In many situations, the next generation is yet to be economically independent, get married, and be mobile in search of an appropriate job and hence the superannuated father or guardian continues to work for wages. But now he is a ‘marginal man’ for his previous medium-tenure or long-tenure on-the-job regular wage is lost. He is now at the mercy of the new employer, often in odd jobs like as a salesman in shops that sell medicines and clothes and provide other types of services in the urban areas. The anxious high-speed walking or moving on archaic bicycles of these hassled people on public roads at around 8:00 to 9:00 in the morning to avail local trains and buses to reach the work site on time will prove the point. Some of the households launched half-hearted home delivery systems of cooked food, the tenure of which remains uncertain about quality and the possibility of being crowded out.
The Urban Economy
Relative to the labour-hiding middle section of the urban economy, the chronically illiterate and less literate workers remain money-wise by sitting or standing roadside to sell vegetables and fruits. Those who feel hesitant to be vendors as such start moving on archaic two-wheelers to deliver goods to households collected from the hotels and restaurants employed by Amazon, Zomato, Flipkart, and all those. In acute survival crises, some become hawkers selling goods in trains-on-motion, as may be observed in the Howrah and Sealdah divisions of the Indian Railways.
So, who are the marginal men in urban India? One, they are newly marginalised as an offshoot of the market technology interface. Two, they are inter-generationally marginalised for perpetual poverty. Three, they are marginalised in gender division. The intergenerationally marginalised are relatively easy to observe by their dilapidated houses, by their standing on the Q in front of fair price shops, and all that. The newly marginalised are observed, if one has the patience to observe, in the local vegetable-fish bazaar at around noon who come late to buy at the expected cheapest prices of goods that save their budget for the day or month. Some more marginalized stand in front of the gates of temples to get food for the day, though the task is not easy because of the possibility of being crowded out.

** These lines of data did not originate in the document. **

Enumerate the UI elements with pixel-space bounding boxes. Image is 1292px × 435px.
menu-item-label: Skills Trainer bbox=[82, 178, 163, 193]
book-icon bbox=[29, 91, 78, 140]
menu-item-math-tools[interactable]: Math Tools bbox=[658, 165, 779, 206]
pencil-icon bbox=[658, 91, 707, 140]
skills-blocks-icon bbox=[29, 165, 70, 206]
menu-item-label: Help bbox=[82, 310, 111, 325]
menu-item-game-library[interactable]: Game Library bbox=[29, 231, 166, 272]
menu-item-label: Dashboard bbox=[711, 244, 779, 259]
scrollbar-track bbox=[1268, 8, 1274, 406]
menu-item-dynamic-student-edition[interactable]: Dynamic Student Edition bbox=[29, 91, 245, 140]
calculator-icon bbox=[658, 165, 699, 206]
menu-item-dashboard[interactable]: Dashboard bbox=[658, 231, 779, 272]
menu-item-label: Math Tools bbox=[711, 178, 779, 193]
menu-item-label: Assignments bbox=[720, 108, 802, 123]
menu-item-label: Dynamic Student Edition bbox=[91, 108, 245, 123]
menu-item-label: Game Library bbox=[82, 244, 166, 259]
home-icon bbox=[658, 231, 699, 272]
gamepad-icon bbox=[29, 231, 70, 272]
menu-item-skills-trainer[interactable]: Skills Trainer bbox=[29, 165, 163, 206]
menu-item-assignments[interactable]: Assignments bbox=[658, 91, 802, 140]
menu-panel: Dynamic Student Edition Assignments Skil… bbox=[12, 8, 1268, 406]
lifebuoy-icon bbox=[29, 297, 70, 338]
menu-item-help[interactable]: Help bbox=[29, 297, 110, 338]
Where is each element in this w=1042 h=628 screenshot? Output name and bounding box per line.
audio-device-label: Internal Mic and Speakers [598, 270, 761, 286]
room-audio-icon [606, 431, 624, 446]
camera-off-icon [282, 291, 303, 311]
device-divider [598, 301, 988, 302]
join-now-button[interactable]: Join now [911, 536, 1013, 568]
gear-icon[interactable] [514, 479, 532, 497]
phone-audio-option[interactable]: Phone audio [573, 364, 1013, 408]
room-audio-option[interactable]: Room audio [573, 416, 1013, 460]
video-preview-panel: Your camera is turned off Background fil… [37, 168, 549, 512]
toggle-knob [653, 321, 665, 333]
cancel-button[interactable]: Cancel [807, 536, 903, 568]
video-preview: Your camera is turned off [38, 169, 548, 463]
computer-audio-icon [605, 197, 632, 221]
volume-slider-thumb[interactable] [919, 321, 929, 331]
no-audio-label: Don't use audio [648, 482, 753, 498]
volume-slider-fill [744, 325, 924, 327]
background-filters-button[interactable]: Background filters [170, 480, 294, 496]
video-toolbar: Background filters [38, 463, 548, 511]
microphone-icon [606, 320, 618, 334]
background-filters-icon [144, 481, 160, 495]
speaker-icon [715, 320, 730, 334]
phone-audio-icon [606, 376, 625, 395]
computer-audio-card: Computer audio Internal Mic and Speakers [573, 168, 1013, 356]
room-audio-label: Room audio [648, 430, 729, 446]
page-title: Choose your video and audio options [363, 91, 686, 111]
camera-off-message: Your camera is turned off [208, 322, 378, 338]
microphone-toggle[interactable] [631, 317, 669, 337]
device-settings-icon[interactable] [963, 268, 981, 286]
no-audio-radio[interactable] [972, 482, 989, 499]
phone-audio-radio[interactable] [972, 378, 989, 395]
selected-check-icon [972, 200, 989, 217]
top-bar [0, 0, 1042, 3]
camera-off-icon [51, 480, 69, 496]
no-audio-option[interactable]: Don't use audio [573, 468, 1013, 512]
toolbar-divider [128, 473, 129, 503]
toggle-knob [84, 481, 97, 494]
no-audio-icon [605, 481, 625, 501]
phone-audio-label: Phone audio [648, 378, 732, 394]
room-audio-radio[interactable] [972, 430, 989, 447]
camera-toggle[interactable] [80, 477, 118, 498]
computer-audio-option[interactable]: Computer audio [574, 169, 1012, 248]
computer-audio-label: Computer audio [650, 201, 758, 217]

Even after all these attempts with success and failure if marginalisation perpetuates, they relocate them to seek support from well-off households in a new location like some cash, some clothes etc.—they seek help to survive biologically but narrate their difficulties in getting daughter married, health care of dependents in family, etc.
Emergence of a Marginal Man
Marginalisation is not accidental. The breakdown of the joint family led to the emergence of a marginal man in the absence of multiple dependable hands in crises. Strike-lockout-closure of mills and factories led to marginalisation. The state of West Bengal may be taken as a notorious example of this agony. The alleged Covid-19 led to ‘Lockdown’ pan-India and consequential non-payment of wages to the workers who had to immediately leave the destination to come to the root, that is, for the workers who migrated earlier. Technological changes led to the obsolescence of labourers and their exit.
Summing up all the categories of these marginal men is impossible. They are not beggars, looters, or hooligans in political parties. Disguised marginal men in the middle section abstain from doing things that they understand as unethical. Marginalisation persists.
Can there be any positive steps to take care of the marginal man? The government of West Bengal provides Rs. 85,000 per cultural club for Durga Puja, which comes to be in crores when summed up. Business tycoons donate unaccounted money for all religious purposes. A little diversion of this money can do a lot to lift the marginal man. State willing, nothing is impossible.